September 9, 2019 | 17:00
UK price (as reviewed): TBC
US price (as reviewed): $129.99 (exc. tax)
Differentiation in the all-in-one cooler market is tricky business. Performance (at reasonable noise levels) is mostly limited by the chosen radiator size, as differences in the pump design or fan blades generally aren’t going to amount to much that’s meaningful. They’re all typically as easy to install as each other, and addressable RGB lighting is common among higher end SKUs. As such, Deepcool used Computex 2019 as a means of promoting its so-called ‘Anti-Leak Tech Inside’ that features in its newer designs, including this one, the Gamer Storm Castle 240EX.
‘Anti-Leak Tech Inside’ refers to an auto-adjusting pressure-relief bag that’s half in the coolant and half exposed to the air as a means of regulating pressure within the sealed loop. After all, the fluid inside is subjected to repeated heating and cooling in a typical system where load levels and power states vary day to day, adding and detracting internal pressure respectively. Deepcool contends that in a totally sealed system such as your typical AIO, this repeated expansion and contraction weakens the sealing materials and raises the chances of a leak further down the line. Although horror stories with AIOs are rare, they do happen, and DeepCool’s technology should in theory reduce the rate of failure, although knowing for sure is impossible without proper comparative data of RMAs or failure rates.
Elsewhere, it’s business as usual. As the name indicates, this is a 240mm-based solution. The aluminium radiator is decidedly slimline at 27mm, so most cases these days will be able to house it, although the pressure-relief device adds a little more length than would otherwise be needed.
The supplied fans are custom-tuned TF120 S models with nine blades and an all-black design. They’re PWM-enabled, and Deepcool supplies a splitter cable to save you a fan header. Neither this nor the fan cables themselves are braided, however. One feature we do like is the rubberised corners, as these should help with reducing any vibration noise. They are expected to be available to buy in the UK as standalone models on 21st September.
The tubes have a good quality braiding, and we feel they are just right in terms of thickness too. They are highly resistant to kinking but easy to manoeuvre.
The pump unit is relatively tall, and the copper baseplate is on the large side – the cooler supports Socket TR4 out of the box. Thermal paste is pre-applied, and the amount is sensible, but you don’t get any extra, so you’ll need some to hand should you ever need to remount it. Deepcool says it is now using 25 percent extra skived fins on the reverse side (where the coolant hits), which means more exposed surface area – generally a good thing.
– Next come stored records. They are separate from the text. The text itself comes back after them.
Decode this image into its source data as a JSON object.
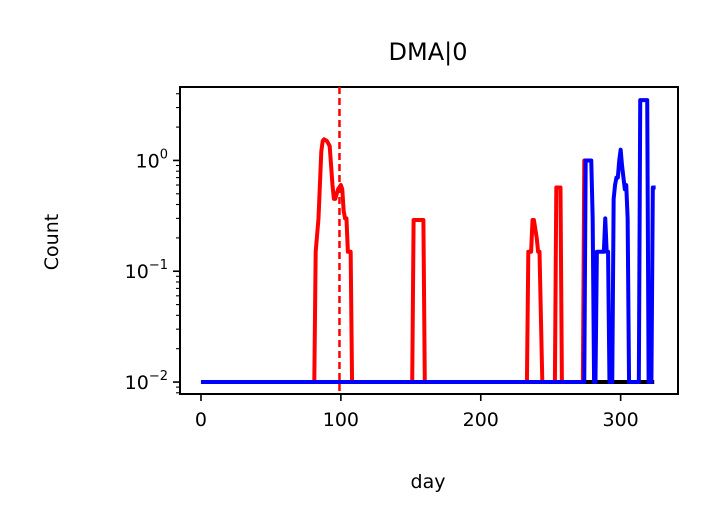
{
  "chart_data": {
    "type": "line",
    "title": "DMA|0",
    "xlabel": "day",
    "ylabel": "Count",
    "xlim": [
      -15,
      341
    ],
    "ylim": [
      0.0078,
      4.6
    ],
    "yscale": "log",
    "xticks": [
      0,
      100,
      200,
      300
    ],
    "yticks": [
      0.01,
      0.1,
      1
    ],
    "ytick_labels": [
      {
        "base": "10",
        "exp": "−2"
      },
      {
        "base": "10",
        "exp": "−1"
      },
      {
        "base": "10",
        "exp": "0"
      }
    ],
    "grid": false,
    "legend": "none",
    "vline": {
      "x": 99,
      "color": "#ff0000",
      "style": "dashed"
    },
    "series": [
      {
        "color": "#000000",
        "x": [
          0,
          324
        ],
        "y": [
          0.01,
          0.01
        ]
      },
      {
        "color": "#ff0000",
        "x": [
          0,
          81,
          82,
          84,
          86,
          87,
          88,
          90,
          92,
          93,
          94,
          95,
          96,
          98,
          100,
          101,
          102,
          103,
          104,
          105,
          106,
          107,
          108,
          150,
          151,
          152,
          158,
          159,
          160,
          232,
          233,
          234,
          236,
          237,
          238,
          240,
          241,
          242,
          244,
          245,
          246,
          252,
          253,
          254,
          256,
          257,
          258,
          272,
          273,
          274,
          275,
          276
        ],
        "y": [
          0.01,
          0.01,
          0.15,
          0.3,
          1.2,
          1.5,
          1.55,
          1.5,
          1.35,
          0.9,
          0.6,
          0.45,
          0.45,
          0.55,
          0.6,
          0.55,
          0.35,
          0.3,
          0.3,
          0.15,
          0.15,
          0.15,
          0.01,
          0.01,
          0.01,
          0.29,
          0.29,
          0.29,
          0.01,
          0.01,
          0.01,
          0.15,
          0.15,
          0.29,
          0.29,
          0.2,
          0.15,
          0.15,
          0.01,
          0.01,
          0.01,
          0.01,
          0.01,
          0.57,
          0.57,
          0.57,
          0.01,
          0.01,
          0.01,
          1.0,
          1.0,
          1.0
        ]
      },
      {
        "color": "#0000ff",
        "x": [
          0,
          274,
          275,
          276,
          278,
          279,
          280,
          281,
          282,
          283,
          284,
          286,
          288,
          289,
          290,
          291,
          292,
          293,
          294,
          295,
          296,
          297,
          298,
          299,
          300,
          301,
          302,
          303,
          304,
          305,
          306,
          308,
          309,
          310,
          311,
          312,
          313,
          314,
          315,
          316,
          317,
          318,
          319,
          320,
          321,
          322,
          323,
          324,
          325
        ],
        "y": [
          0.01,
          0.01,
          1.0,
          1.0,
          1.0,
          1.0,
          0.3,
          0.01,
          0.01,
          0.15,
          0.15,
          0.15,
          0.15,
          0.3,
          0.15,
          0.15,
          0.01,
          0.01,
          0.01,
          0.45,
          0.6,
          0.7,
          0.7,
          1.0,
          1.25,
          0.9,
          0.7,
          0.55,
          0.6,
          0.3,
          0.01,
          0.01,
          0.01,
          0.01,
          0.01,
          0.01,
          0.01,
          3.5,
          3.5,
          3.5,
          3.5,
          3.5,
          3.5,
          0.01,
          0.01,
          0.01,
          0.57,
          0.57,
          0.57
        ]
      }
    ]
  }
}
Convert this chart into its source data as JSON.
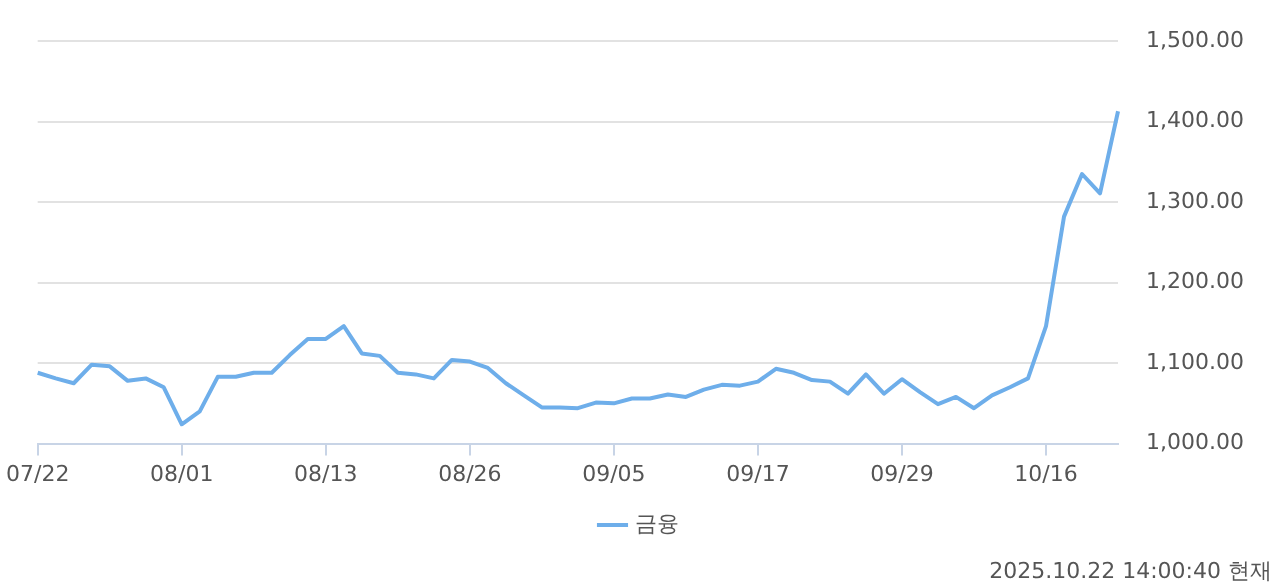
{
  "chart_data": {
    "type": "line",
    "categories": [
      "07/22",
      null,
      null,
      null,
      null,
      null,
      null,
      null,
      "08/01",
      null,
      null,
      null,
      null,
      null,
      null,
      null,
      "08/13",
      null,
      null,
      null,
      null,
      null,
      null,
      null,
      "08/26",
      null,
      null,
      null,
      null,
      null,
      null,
      null,
      "09/05",
      null,
      null,
      null,
      null,
      null,
      null,
      null,
      "09/17",
      null,
      null,
      null,
      null,
      null,
      null,
      null,
      "09/29",
      null,
      null,
      null,
      null,
      null,
      null,
      null,
      "10/16",
      null,
      null,
      null,
      null
    ],
    "series": [
      {
        "name": "금융",
        "color": "#6eaeea",
        "values": [
          1088,
          1081,
          1075,
          1098,
          1096,
          1078,
          1081,
          1070,
          1024,
          1040,
          1083,
          1083,
          1088,
          1088,
          1110,
          1130,
          1130,
          1146,
          1112,
          1109,
          1088,
          1086,
          1081,
          1104,
          1102,
          1094,
          1075,
          1060,
          1045,
          1045,
          1044,
          1051,
          1050,
          1056,
          1056,
          1061,
          1058,
          1067,
          1073,
          1072,
          1077,
          1093,
          1088,
          1079,
          1077,
          1062,
          1086,
          1062,
          1080,
          1064,
          1049,
          1058,
          1044,
          1060,
          1070,
          1081,
          1146,
          1282,
          1335,
          1311,
          1413
        ]
      }
    ],
    "ylim": [
      1000,
      1500
    ],
    "yticks": [
      {
        "value": 1000,
        "label": "1,000.00"
      },
      {
        "value": 1100,
        "label": "1,100.00"
      },
      {
        "value": 1200,
        "label": "1,200.00"
      },
      {
        "value": 1300,
        "label": "1,300.00"
      },
      {
        "value": 1400,
        "label": "1,400.00"
      },
      {
        "value": 1500,
        "label": "1,500.00"
      }
    ],
    "grid": "y",
    "legend": "bottom",
    "marker": "none",
    "line_style": "solid",
    "annotations": [
      "2025.10.22 14:00:40 현재"
    ]
  }
}
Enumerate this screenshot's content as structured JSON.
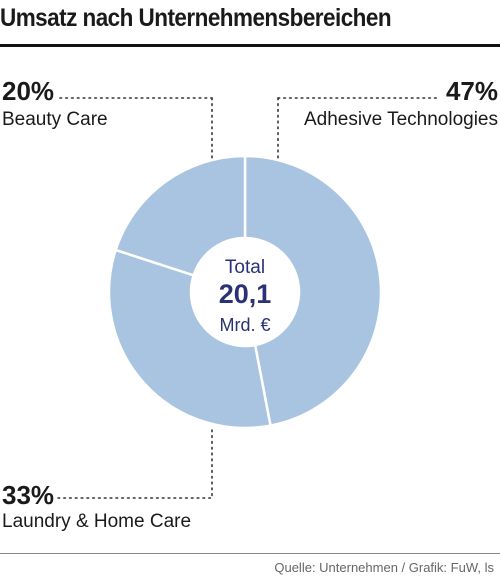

The transparent pump unit top gives you great visibility of the addressable RGB lighting inside, the quality of which is really rather nice. There’s also an external ring of RGB light which further adds to the attractiveness.
You get labelled cables to help you hook it up properly to your chosen motherboard brand; alternatively, a SATA-powered controller lets you cycle through a bunch of colours and effects. It’s plastic and cheap, but it does what it needs to.
Another aesthetic design tweak is the removable logo cap inside. The top simply twists off, and the logo cap can then be popped out easily. The default Gamer Storm one can be swapped to a supplied blank one which you can customise should you wish. It’s also handy that the design allows for rotation so you can match it to the cooler’s orientation.
We tested this cooler on both Intel LGA 1151 and AMD Socket AM4. The mounting process isn’t spring-assisted, sadly, but it is nevertheless very easy for both sockets, and we’ve no real complaints in this department other than the lack of additional thermal paste.